The playful conceit at the centre of Midnight in Paris is that this era comes to life every night. When the clock strikes midnight, an old car shows up to whisk Gil away to join his lost-generation heroes. Every night, he retreats from the dreary present into this legendary past, enchanted not just by the great artists but also an unknown woman named Adriana, who seems as lost as himself.

Yet it is not the woman who seduces him so much as the city itself. “Can any work of art compete with the beauty of a great city?” Gil asks of her, and he has a point. The voices on the street can become a kind of music, each boulevard a painting of incredible detail and depth with more mysteries than the eyes can behold. Every new street you walk down is another novel. The years have layered story upon story. So how can any mere film compete with that?

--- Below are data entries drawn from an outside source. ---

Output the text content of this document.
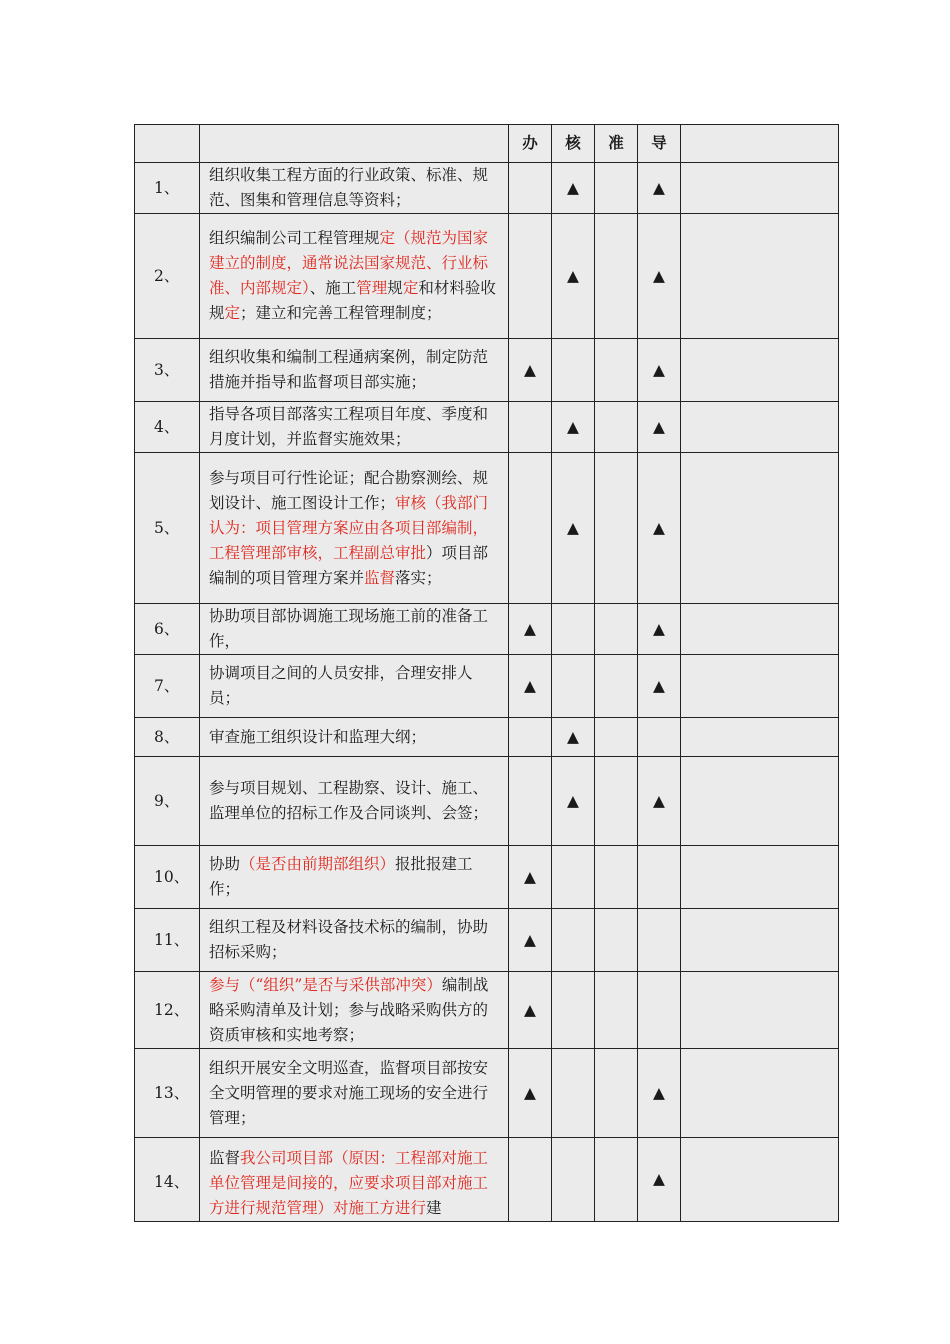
		办	核	准	导	
1、	组织收集工程方面的行业政策、标准、规范、图集和管理信息等资料；		▲		▲	
2、	组织编制公司工程管理规定（规范为国家建立的制度，通常说法国家规范、行业标准、内部规定）、施工管理规定和材料验收规定；建立和完善工程管理制度；		▲		▲	
3、	组织收集和编制工程通病案例，制定防范措施并指导和监督项目部实施；	▲			▲	
4、	指导各项目部落实工程项目年度、季度和月度计划，并监督实施效果；		▲		▲	
5、	参与项目可行性论证；配合勘察测绘、规划设计、施工图设计工作；审核（我部门认为：项目管理方案应由各项目部编制，工程管理部审核，工程副总审批）项目部编制的项目管理方案并监督落实；		▲		▲	
6、	协助项目部协调施工现场施工前的准备工作，	▲			▲	
7、	协调项目之间的人员安排，合理安排人员；	▲			▲	
8、	审查施工组织设计和监理大纲；		▲			
9、	参与项目规划、工程勘察、设计、施工、监理单位的招标工作及合同谈判、会签；		▲		▲	
10、	协助（是否由前期部组织）报批报建工作；	▲				
11、	组织工程及材料设备技术标的编制，协助招标采购；	▲				
12、	参与（“组织”是否与采供部冲突）编制战略采购清单及计划；参与战略采购供方的资质审核和实地考察；	▲				
13、	组织开展安全文明巡查，监督项目部按安全文明管理的要求对施工现场的安全进行管理；	▲			▲	
14、	监督我公司项目部（原因：工程部对施工单位管理是间接的，应要求项目部对施工方进行规范管理）对施工方进行建				▲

More specifically, how can a mere Woody Allen film compete with that? For all the seductive charms of this film—and trust me, there are many—there are just as many clumsy moments and missed opportunities. Most of the supporting characters are little more than a single searing note held for nearly two hours. Inez, her parents, her pedantic friend Paul: all are flat, dull, mean-spirited people, and in the case of Inez’s father, Republican to boot (just in case you mistakenly think you're supposed to like these awful, awful people). The real fantasy of the film is not that Gil journeys back in time to 1920s Paris every night, but rather that he would choose to join himself with this pathetic group in the first place. Time travel, I’ll buy, but that other stuff—really, Woody, come on.

And yet the film still succeeds—due to, not despite, its flaws. After all, can you ever make a truly satisfying film about disappointment? That is what lies at the heart of the film, and gives the film's lighter moments a melancholy undertone. As Gil burrows deeper into his dream version of Paris, he comes up against the false promises of that dream—a disappointment that Allen, an eternally flawed yet relentless filmmaker, knows all too well. Every fantasy world, no matter how well constructed, betrays its flaws in time. All you can do is will yourself not to look for the cracks in the foundation. It’s a feeble happiness, but an honest one, and all that Allen allows.